Saturday, August 30, 2008

who do we invite to be a part of our lives?

I read a great chapter in one of my small group research resources this week that confirms that doing life together is one of the, if not THE most effective way to grow a church and reach the lost. The book is called You Can Double Your Class Size in Two Years or Less by Josh Hunt, and it addresses mainly Sunday School teachers, but I think the principles apply to all small groups, and to chruch growth in general. Allow me to share some excerpts:

"Most people are followers. They like to believe what their friends and families believe.
"What does this mean for evangelism and church growth? Everything. The key to fulfilling the Great Commission is to cross the social barrier before we try to cross the theological barrier . . . People are more likely to become Christians if they don't have to cross racial, linguistic, or social barriers to do so.
"Many of us have been trained to articulate our faith clearly and effectively. We can explain the gospel, and that is good. But non-Christians will probably never hear those words until a friend speaks them. We muse love people before we expect them to love our Lord. If we want people to believe that God loves and accepts them, we [His followers] must love and accept them.
"In practical terms, this means spending time with people. It means inviting them into our homes and going out to dinner with them.
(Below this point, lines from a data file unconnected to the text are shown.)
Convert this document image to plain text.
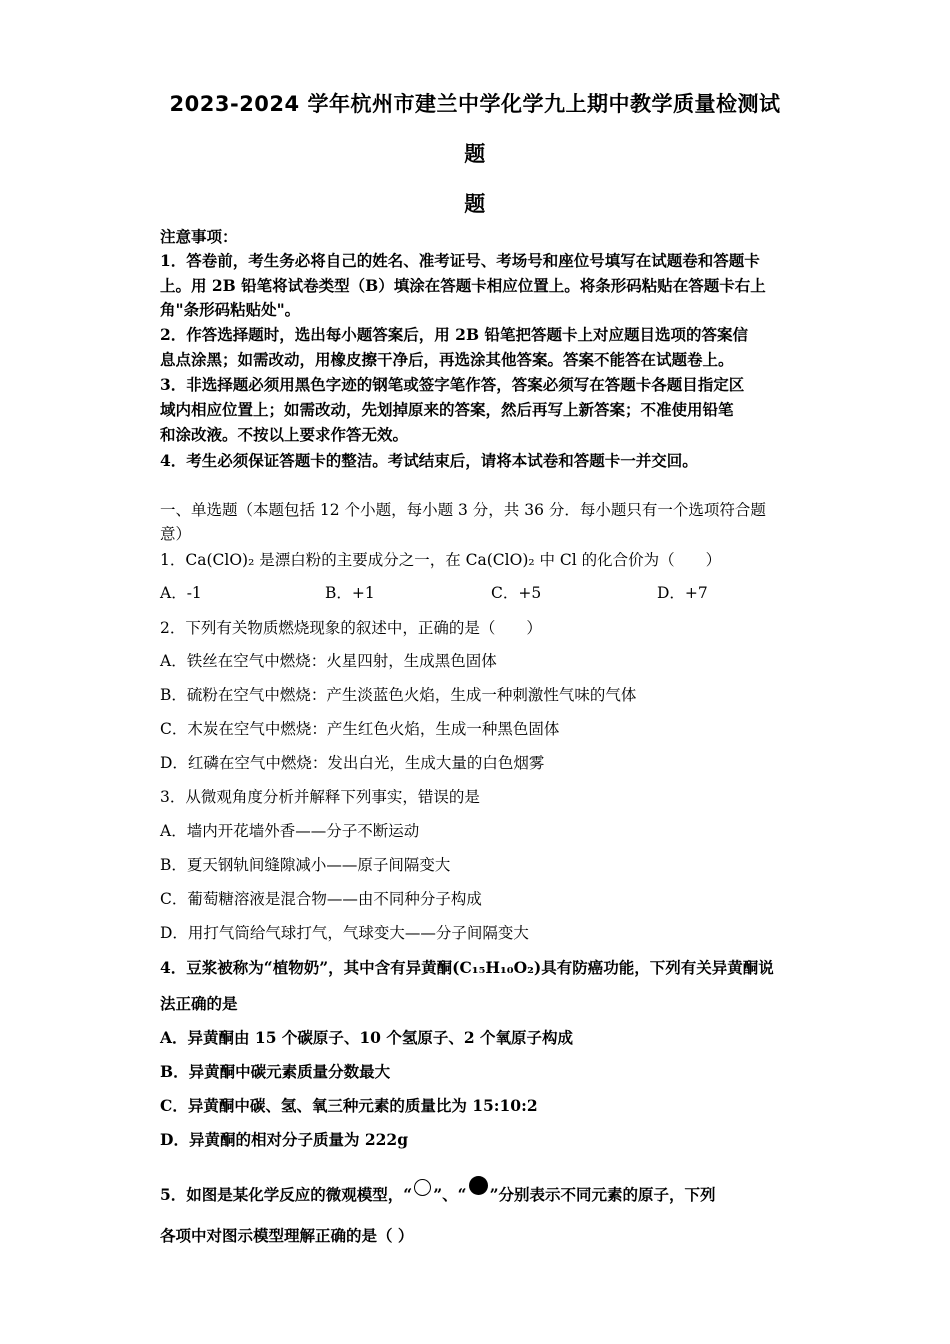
2023-2024 学年杭州市建兰中学化学九上期中教学质量检测试
题
题
注意事项：
1．答卷前，考生务必将自己的姓名、准考证号、考场号和座位号填写在试题卷和答题卡
上。用 2B 铅笔将试卷类型（B）填涂在答题卡相应位置上。将条形码粘贴在答题卡右上
角"条形码粘贴处"。
2．作答选择题时，选出每小题答案后，用 2B 铅笔把答题卡上对应题目选项的答案信
息点涂黑；如需改动，用橡皮擦干净后，再选涂其他答案。答案不能答在试题卷上。
3．非选择题必须用黑色字迹的钢笔或签字笔作答，答案必须写在答题卡各题目指定区
域内相应位置上；如需改动，先划掉原来的答案，然后再写上新答案；不准使用铅笔
和涂改液。不按以上要求作答无效。
4．考生必须保证答题卡的整洁。考试结束后，请将本试卷和答题卡一并交回。
一、单选题（本题包括 12 个小题，每小题 3 分，共 36 分．每小题只有一个选项符合题
意）
1．Ca(ClO)₂ 是漂白粉的主要成分之一，在 Ca(ClO)₂ 中 Cl 的化合价为（　　）
A．-1	B．+1	C．+5	D．+7
2．下列有关物质燃烧现象的叙述中，正确的是（　　）
A．铁丝在空气中燃烧：火星四射，生成黑色固体
B．硫粉在空气中燃烧：产生淡蓝色火焰，生成一种刺激性气味的气体
C．木炭在空气中燃烧：产生红色火焰，生成一种黑色固体
D．红磷在空气中燃烧：发出白光，生成大量的白色烟雾
3．从微观角度分析并解释下列事实，错误的是
A．墙内开花墙外香——分子不断运动
B．夏天钢轨间缝隙减小——原子间隔变大
C．葡萄糖溶液是混合物——由不同种分子构成
D．用打气筒给气球打气，气球变大——分子间隔变大
4．豆浆被称为“植物奶”，其中含有异黄酮(C₁₅H₁₀O₂)具有防癌功能，下列有关异黄酮说
法正确的是
A．异黄酮由 15 个碳原子、10 个氢原子、2 个氧原子构成
B．异黄酮中碳元素质量分数最大
C．异黄酮中碳、氢、氧三种元素的质量比为 15:10:2
D．异黄酮的相对分子质量为 222g
5．如图是某化学反应的微观模型，“ ”、“ ”分别表示不同元素的原子，下列
各项中对图示模型理解正确的是（ ）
We party with the people we love. We will work with [just about] anyone, but we spend casual time only with the people we care about. The greatest gift we can give someone is ourselves and our time. If we were half as effective at crossing social barriers as we have been at crossing theological barriers, we would have won the world years ago. One reason we haven't reached our country and our communities for Christ is that we simply do not love them. If we loved them, they would come. But they will not cross the barriers; we must go to them. Note that Jesus tells us to "go and make disciples" (Matthew 29:18). We must take the initiative. We must do the going. . . [But] We are not loving [our church] visitors. We are not welcoming them into our homes. We are not inviting them to our parties. The greatest unmet need is love. The problem is not that we do not know anyone to love or to invite. We have plenty of people to invite. We simply are not doing it. . . What I suggest is that you stop inviting people to [Sunday School]. Quit inviting them to church. Invite them to a party instead. Ask them to go bowling. Invite them to go out for dinner. Get them on the softball team. What I have discovered is that if we can get them to the party, we cannot keep them away from [church or] class.
"There are a lot of bored and lonely people out there who are hungry for friendship. Fortunately, that is something we have. It is part and parcel of the gospel. All we need to do is widen our circle - intentionally. Every time my wife and I invite people into our home, I ask myself, "Is this something to which I could invite an outsider or a newcomer?" Often it's not, and that's OK. You do not have to invite outsiders to everything. You can have parties just for your Christian friends. But if you want to [grow your group], invite non-Christians to be a part of your life on a regular basis. . .
"With how many people can you maintain this kind of personal involvement? Not many, so we need all hands on deck. We need everyone involved in the ministry of loving people, every member a minister. We say this quite a bit, but we often fail to explain what it means. It means everyone loving someone. A minister loves and cares for the flock. This is life and friendship we're talking about. It's not a program; it's a way of living. It is loving one another. It is what if means to be the body of Christ. Everyone needs to be loved in this way, because we are all capable of falling. Everyone needs to be loved and it will take everyone loving to get the job done."

And this is the essence of Life Groups. I hope this has been encouraging to you that you're on the right track to altering your world. Whether you're planning a Matthew Party, leading a life group, or planning to start one soon, know that as we invite people to be a part of our lives and welcome them into our freindship circles, we will be more effectively reaching them for Christ. Keep up the good work, keep up the love.